Among these methods, the initial rise method is generally applicable to extract trap depth and does not depend on the kinetics of the detrapping mechanism of electrons [11]. It is assumed that, at the early rise of a TL peak, the rate of electrons escaping from a trap is negligible and the intensity of TL follows from

I_TL = C·exp[−E_trap/(kT)],

(5)

where k is the Boltzmann constant, T the temperature and C a constant.

For (Ca_0.4Sr_0.6)Al₂Si₂O₈:1%Eu²⁺, the introduction of 1%Ho³⁺ lowered the height of the TL peak in Figure 4a, which indicates a lower trap concentration. It also shifted the peak temperature T_m to higher values, and thus increased the trap depth from 0.623 eV (for (Ca_0.4Sr_0.6)Al₂Si₂O₈:1%Eu²⁺) to 0.638 eV as calculated from the fitting of the linear part (below 20% of the intensity at T_m) of the log(I_TL)-1/T plot in Figure 4b. Interestingly, the TL of ZnS:1%Mn²⁺ was negligible, under excitation by 302 nm (exciting ZnS host) or 365 nm (exciting mainly Mn²⁺), which meant that the trap concentration was very low, or the trap depth was so small that all traps were already emptied before the TL started [12]. It is notable that the ML of (Ca_0.4Sr_0.6)Al₂Si₂O₈:1%Eu²⁺, 1%Ho³⁺ is higher than that of (Ca_0.4Sr_0.6)Al₂Si₂O₈:1%Eu²⁺. Furthermore, ZnS:1%Mn²⁺ shows limited ML under tensile extension although its efficient ML due to friction, scratching or compression of single crystals have been reported [13]. This is probably due to the very limited trap concentration in ZnS:1%Mn, which prohibited appreciable ML. Normally, ML is due to the release of trapped electrons. However, these trapped electrons may have a different trap depth distribution from the traps responsible for afterglow. For example, deeper traps can yield ML where afterglow is minimal (a delay of 290 s still can provide ML in Figure 3c). Judging from Figure 4a–c, it is concluded that the traps in (Ca_0.4Sr_0.6)Al₂Si₂O₈:1%Eu²⁺ responsible for ML are situated in the deeper part of the trap depth distribution. Therefore, the introduction of Ho³⁺ enhances ML as it shifts the traps to larger depth although the trap concentration is only slightly decreased. The ML contrast was hereby improved from 0.15 (for (Ca_0.4Sr_0.6)Al₂Si₂O₈:1%Eu²⁺) to 0.28 (for (Ca_0.4Sr_0.6)Al₂Si₂O₈:1%Eu²⁺,1%Ho³⁺). The combination of a reduction of trap concentration and an increase of trap depth is responsible for the improvement.

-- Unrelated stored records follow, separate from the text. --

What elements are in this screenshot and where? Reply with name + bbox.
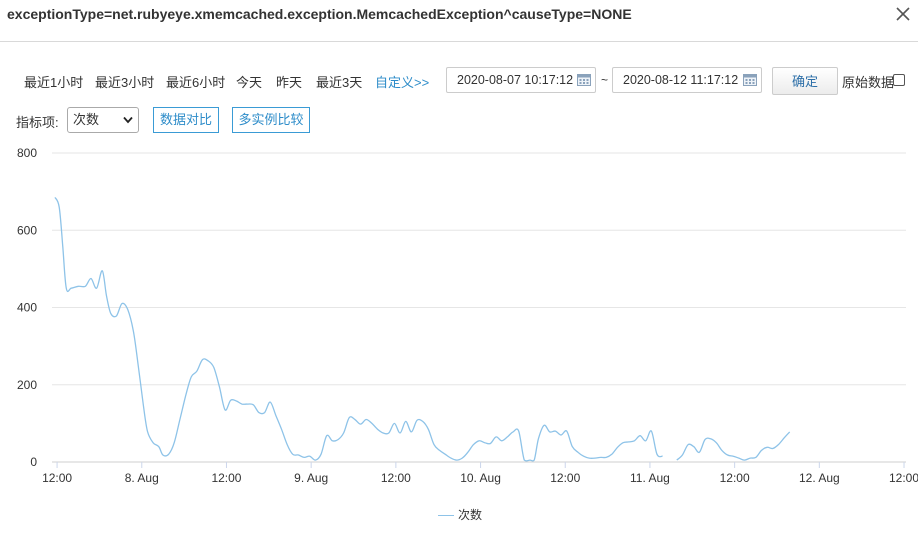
- x-tick-label: 12. Aug: [799, 471, 840, 485]
- metric-select-value: 次数: [73, 112, 100, 127]
- series-line-cishu: [54, 197, 663, 462]
- dialog-title: exceptionType=net.rubyeye.xmemcached.exc…: [7, 6, 632, 22]
- chart-legend-item[interactable]: 次数: [438, 506, 482, 523]
- x-tick-label: 12:00: [550, 471, 580, 485]
- legend-swatch: [438, 515, 454, 517]
- range-last-1-hour[interactable]: 最近1小时: [24, 72, 83, 91]
- y-tick-label: 400: [17, 301, 37, 315]
- range-last-3-hours[interactable]: 最近3小时: [95, 72, 154, 91]
- calendar-icon[interactable]: [743, 73, 757, 86]
- data-compare-button[interactable]: 数据对比: [153, 107, 219, 133]
- close-icon[interactable]: [892, 3, 914, 25]
- x-tick-label: 8. Aug: [125, 471, 159, 485]
- start-date-input[interactable]: 2020-08-07 10:17:12: [446, 67, 596, 93]
- x-tick-label: 11. Aug: [630, 471, 670, 485]
- multi-instance-compare-button[interactable]: 多实例比较: [232, 107, 310, 133]
- y-tick-label: 200: [17, 378, 37, 392]
- x-tick-label: 12:00: [42, 471, 72, 485]
- x-tick-label: 12:00: [720, 471, 750, 485]
- raw-data-label: 原始数据: [842, 75, 895, 90]
- calendar-icon[interactable]: [577, 73, 591, 86]
- range-custom-link[interactable]: 自定义>>: [375, 72, 429, 91]
- end-date-input[interactable]: 2020-08-12 11:17:12: [612, 67, 762, 93]
- x-tick-label: 9. Aug: [294, 471, 328, 485]
- y-tick-label: 800: [17, 146, 37, 160]
- end-date-value: 2020-08-12 11:17:12: [623, 73, 739, 87]
- x-tick-label: 10. Aug: [460, 471, 501, 485]
- x-tick-label: 12:00: [211, 471, 241, 485]
- metric-select[interactable]: 次数: [67, 107, 139, 133]
- chevron-down-icon: [123, 116, 133, 124]
- line-chart: 0 200 400 600 800 12:00 8. Aug 12:00 9. Aug 12:0…: [17, 146, 918, 485]
- confirm-button[interactable]: 确定: [772, 67, 838, 95]
- legend-label: 次数: [458, 508, 483, 522]
- dialog-titlebar: exceptionType=net.rubyeye.xmemcached.exc…: [0, 0, 918, 42]
- x-tick-label: 12:00: [381, 471, 411, 485]
- y-tick-label: 0: [30, 455, 37, 469]
- series-line-cishu: [676, 431, 791, 461]
- y-tick-label: 600: [17, 223, 37, 237]
- range-yesterday[interactable]: 昨天: [276, 72, 302, 91]
- x-tick-label: 12:00: [889, 471, 918, 485]
- start-date-value: 2020-08-07 10:17:12: [457, 73, 574, 87]
- metric-label: 指标项:: [16, 115, 59, 130]
- range-today[interactable]: 今天: [236, 72, 262, 91]
- range-last-3-days[interactable]: 最近3天: [316, 72, 362, 91]
- range-last-6-hours[interactable]: 最近6小时: [166, 72, 225, 91]
- date-separator: ~: [601, 73, 609, 87]
- raw-data-checkbox[interactable]: [893, 74, 905, 86]
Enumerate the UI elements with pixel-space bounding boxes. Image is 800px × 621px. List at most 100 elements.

This indicates that tuning the trap depths and trap concentration is a useful way to tailor the properties of ML according to specific applications such as stress visualization, APL, or ML displays. This is possible when the traps responsible for ML are already known for the studied materials.

4. Conclusions

Mechanoluminescent phosphors offer an alternative technique for stress visualization based on the linearity between stress and mechanoluminescence. The anorthite (Ca_0.4Sr_0.6)Al₂Si₂O₈:1%Eu²⁺,1%Ho³⁺ is applicable for stress visualization and APL visualization. The inclusion of Ho³⁺ shifts the trap depth to larger values and slightly lowers the trap concentration, thus increasing the ML intensity and the contrast of ML to afterglow. Tailoring trap properties is vital for tuning ML phosphors for various applications.